Italian Sub Sandwich Casserole
- 1 ½ cups shredded mozzarella part-skim / low moisture (170g)
- ⅔ cup almond flour 66.7g
- 2 egg whites 66g
- 1 teaspoon xanthan gum optional (3g)
- ½ lb sliced deli ham 227g
- 8 slices salami 24g
- 8 slices pepperoni 24g
- 8 slices capicola 24g
- 13 slices provolone cheese 364g
- 1 bell pepper thinly sliced (119g)
- 2 Roma tomatoes diced or sliced (124g)
- 1 cup pitted black or kalamata olives 227g
- ¼ medium red onion thinly sliced (25g)
- ½ cup pickled banana peppers 113g
- 2 tablespoons olive oil 27g
- 1 tablespoon red wine vinegar 14.9g
- 1 tablespoon Italian seasoning 3g
- Preheat the oven to 400° F.
- In a medium mixing bowl melt the mozzarella in the microwave just until melted, about 30 seconds.
- Stir in the remaining dough ingredients into the mozzarella.
- Roll into a ball and knead 1 or 2 times. Place the dough between 2 sheets of parchment paper. Using a rolling pin roll the dough out to a 10.5” circle about ½ ” thick.
- Layer the remaining ingredients into a 10.5” skillet in this order: ham, salami, pepperoni, capicola, 1⁄2 the provolone, bell pepper, tomato, olives, red onion, and banana peppers.
- Drizzle the olive oil, red wine vinegar, and Italian seasoning over the top then top with remaining cheese then top with the crust.
- Transfer to the oven and bake 25-30 minutes until the crust is browned. Serve immediately.
Katie S. says
So good! We've made 3 of your recipes three nights in a row and hot dang they're delicious!
That looks fun and delicious!
We just love this! Reminds us of the baked hoagies from Pennsylvania. Flavor bomb and so easy to make. Thank you for this recipe!

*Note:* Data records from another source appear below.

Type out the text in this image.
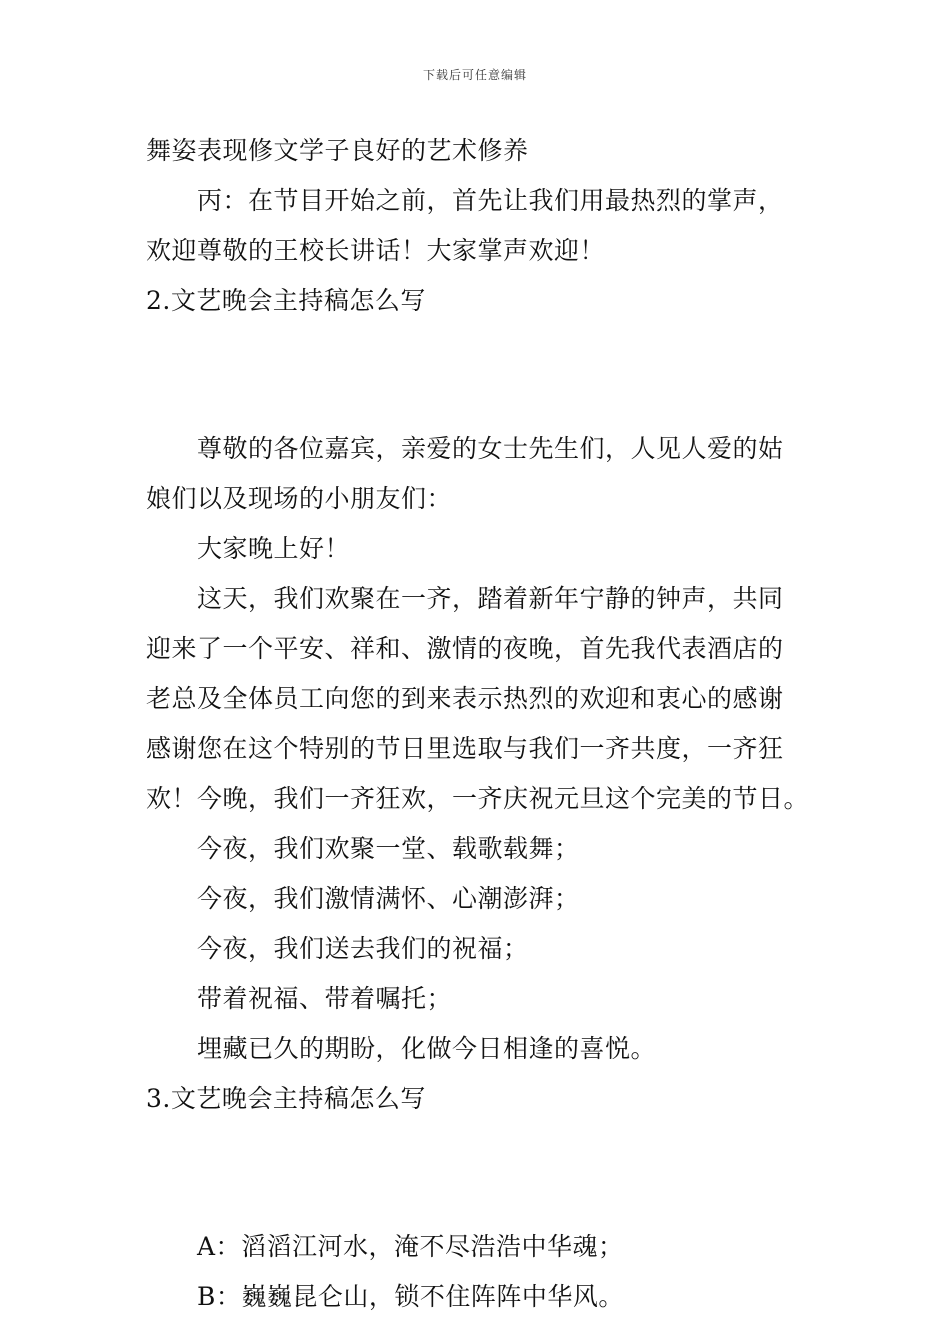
下载后可任意编辑
舞姿表现修文学子良好的艺术修养
丙：在节目开始之前，首先让我们用最热烈的掌声，
欢迎尊敬的王校长讲话！大家掌声欢迎！
2.文艺晚会主持稿怎么写
尊敬的各位嘉宾，亲爱的女士先生们，人见人爱的姑
娘们以及现场的小朋友们：
大家晚上好！
这天，我们欢聚在一齐，踏着新年宁静的钟声，共同
迎来了一个平安、祥和、激情的夜晚，首先我代表酒店的
老总及全体员工向您的到来表示热烈的欢迎和衷心的感谢
感谢您在这个特别的节日里选取与我们一齐共度，一齐狂
欢！今晚，我们一齐狂欢，一齐庆祝元旦这个完美的节日。
今夜，我们欢聚一堂、载歌载舞；
今夜，我们激情满怀、心潮澎湃；
今夜，我们送去我们的祝福；
带着祝福、带着嘱托；
埋藏已久的期盼，化做今日相逢的喜悦。
3.文艺晚会主持稿怎么写
A：滔滔江河水，淹不尽浩浩中华魂；
B：巍巍昆仑山，锁不住阵阵中华风。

I love this recipe!!! Flavor is amazing. My only issue is with the amount of moisture produced that has to be bled off. This isn’t my first rodeo and yet after placing all the water laden veggies in paper towels prior to assembly, I still get about a cup of liquid that has to be poured off. I realize that we are working with very fatty meats and that they are rendered in the casserole. I just think it should be mentioned, that’s all. Again, love the flavors!!! I miss my Italian subs and this fills the void.
Sureve Everus says
Whole family loves this. I often use the topping for just making regular sandwiches on or to top other keto casseroles.